Pulei de pé. Queria derrubá-la. Mas, anotei mentalmente: “A mão dela disparou e ele sentiu uma dor aguda debaixo dos olhos e pulou de pé.”
Resmungando xingamentos, sentei-me de novo, lançando olhares de soslaio hostis à audiência estupefata. A garota tinha desaparecido na multidão.

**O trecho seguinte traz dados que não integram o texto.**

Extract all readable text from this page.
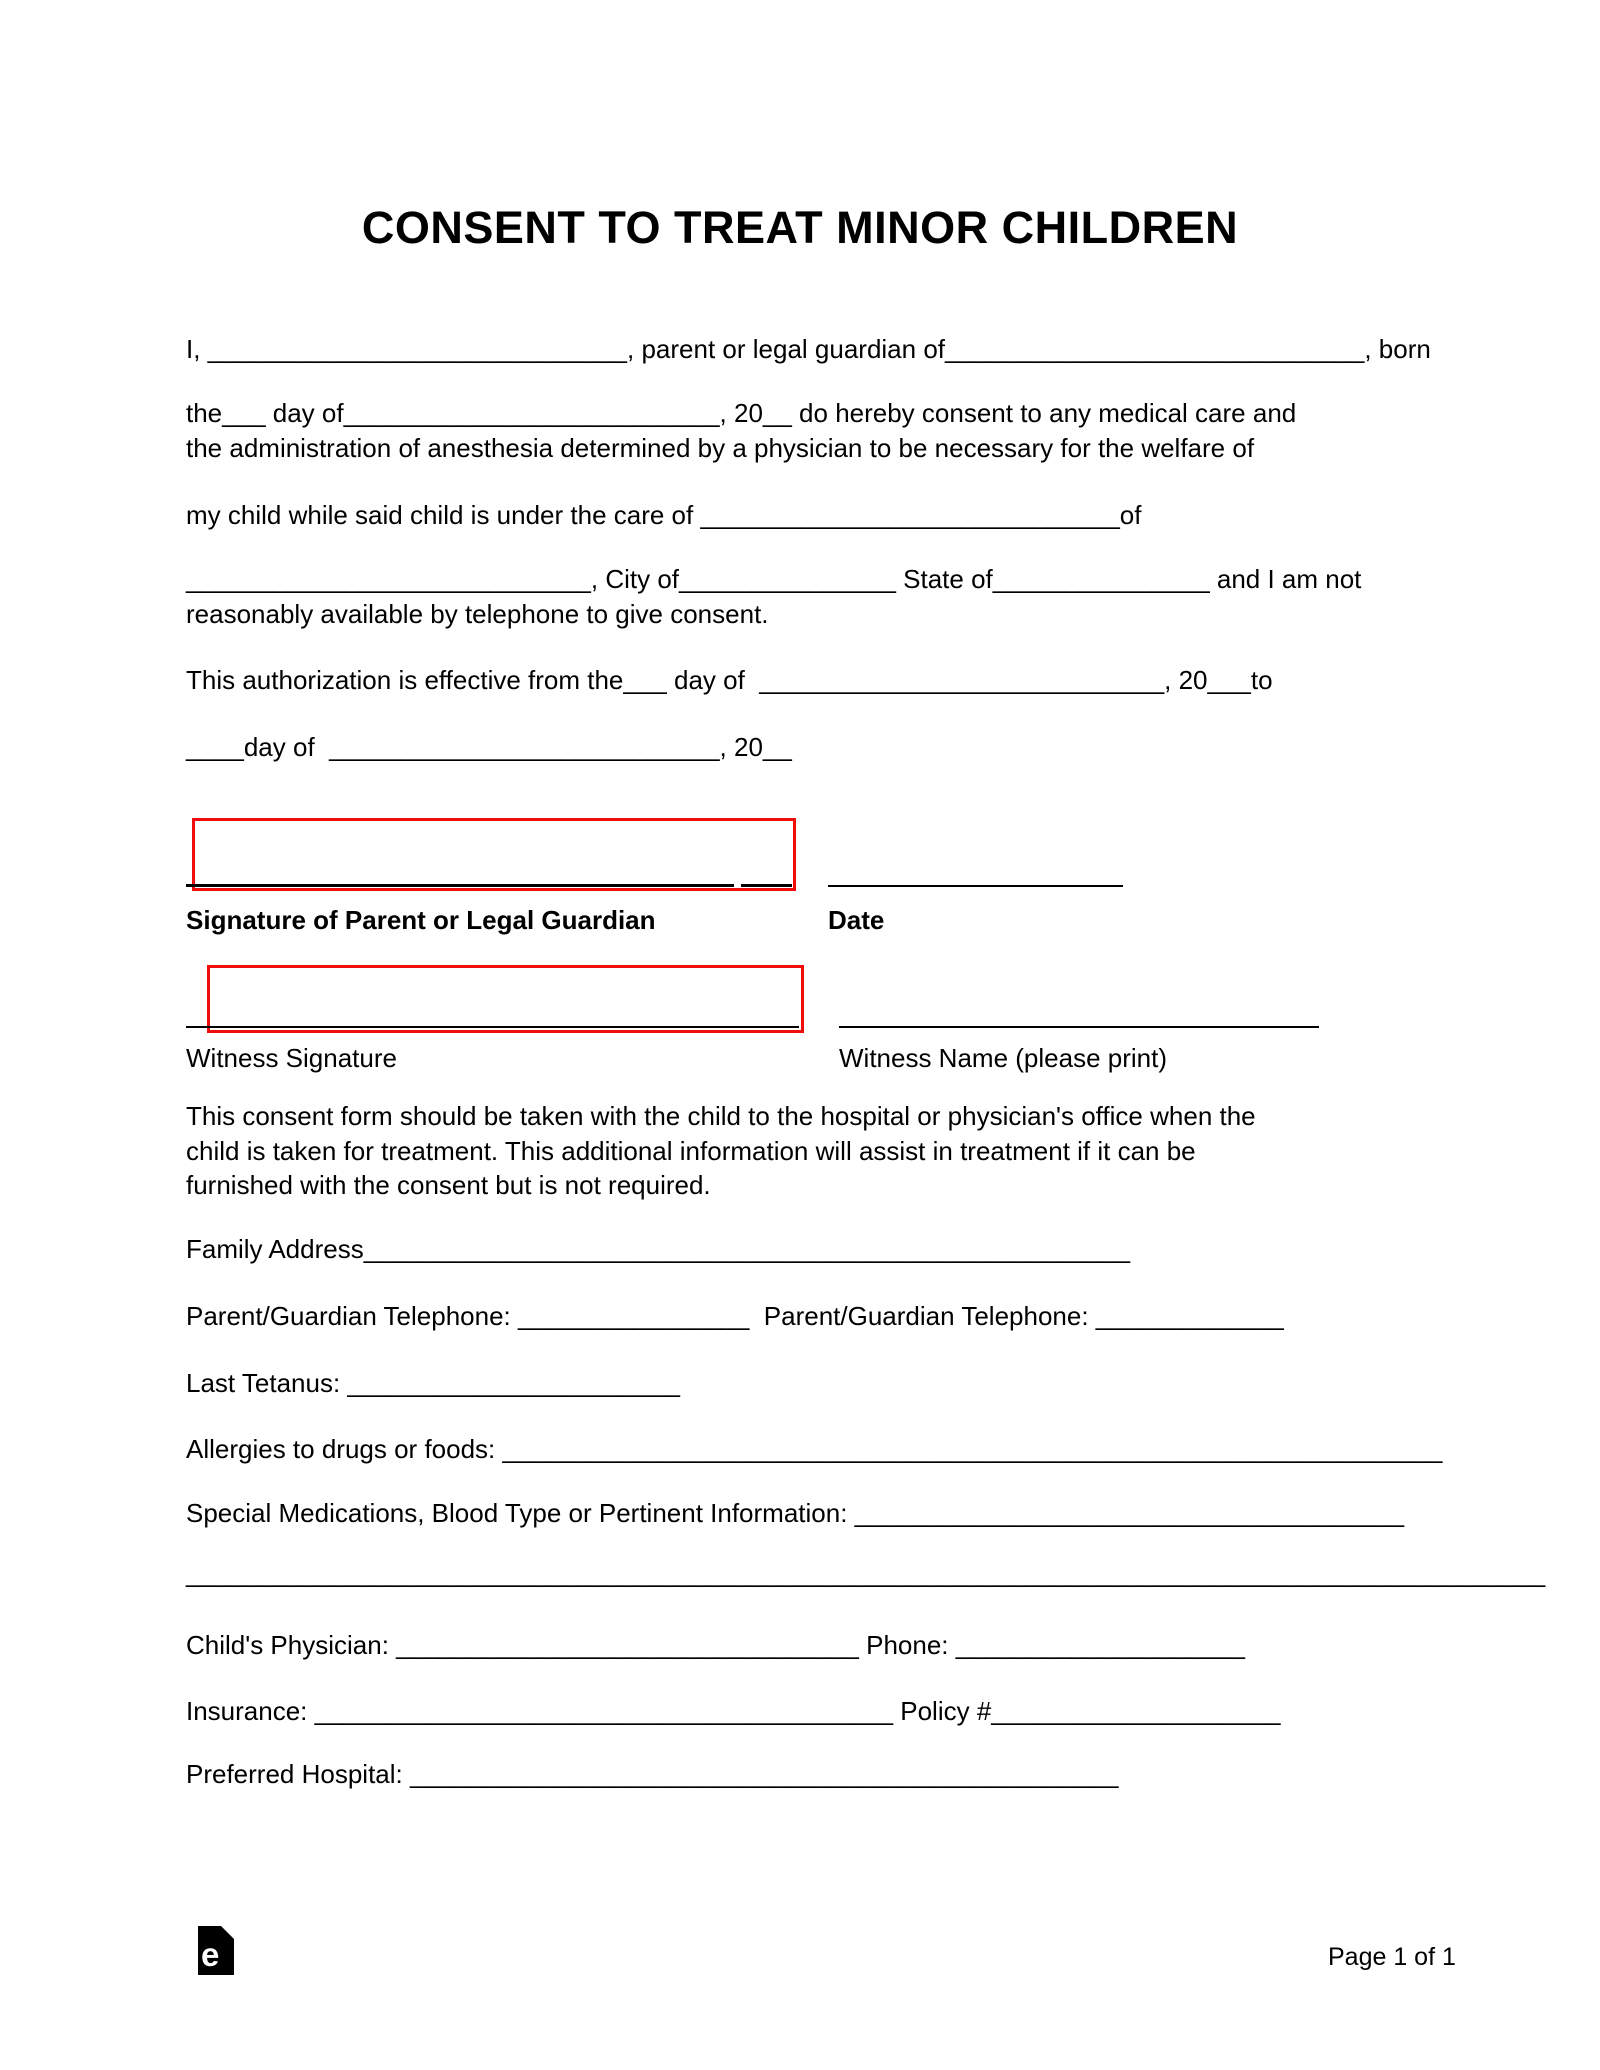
CONSENT TO TREAT MINOR CHILDREN
I, _____________________________, parent or legal guardian of_____________________________, born
the___ day of__________________________, 20__ do hereby consent to any medical care and
the administration of anesthesia determined by a physician to be necessary for the welfare of
my child while said child is under the care of _____________________________of
____________________________, City of_______________ State of_______________ and I am not
reasonably available by telephone to give consent.
This authorization is effective from the___ day of  ____________________________, 20___to
____day of  ___________________________, 20__
Signature of Parent or Legal Guardian	Date
Witness Signature	Witness Name (please print)
This consent form should be taken with the child to the hospital or physician's office when the
child is taken for treatment. This additional information will assist in treatment if it can be
furnished with the consent but is not required.
Family Address_____________________________________________________
Parent/Guardian Telephone: ________________  Parent/Guardian Telephone: _____________
Last Tetanus: _______________________
Allergies to drugs or foods: _________________________________________________________________
Special Medications, Blood Type or Pertinent Information: ______________________________________
______________________________________________________________________________________________
Child's Physician: ________________________________ Phone: ____________________
Insurance: ________________________________________ Policy #____________________
Preferred Hospital: _________________________________________________
e	Page 1 of 1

Subitamente pensei em Nietzsche e Cabell e Nathan e Lewis e Anderson e muitos mais. Que se dane Nietzsche. Que se dane o grande Mencken. Dane-se Cabell. Dane-se o danado bando. Eu devia ter feito a megera em pedaços. Qual é o problema de minhas mãos? Dane-se meu pai. Dane-se minha mãe. Que eu mesmo me dane. Por que não bati nela? Por que não lhe dei um trambolhão? Seja duro — Ah, Nietzsche, vá embora, sim? Pelo amor de Deus, me deixe em paz por um minuto. Conceitos do bem e do mal são apenas meios para atingir um fim. Tudo o que é bom emana da força, do poder, da saúde, da felicidade e da venerabilidade. O que quer dizer com venerabilidade? Não temor. Não, ele quer dizer cheio de respeito. Eu devia tê-la matado. Jurgen é de fato um sujeito monstruosamente esperto. Pelo menos ela pensou que eu era um professor. Eu devia tê-la chamado de pusilânime ou ignorante, pelo menos. A definição de um homem educado por Everett Dean Martin é bem correta. A igualdade sexual deveria continuar — mas que diabo eu poderia fazer? Nietzsche diz que no fundo os sexos são antagônicos. Gostaria de botar minhas mãos sobre ela durante dois minutos. Devia estar em casa. Preciso escrever setecentas palavras e ler cinquenta páginas.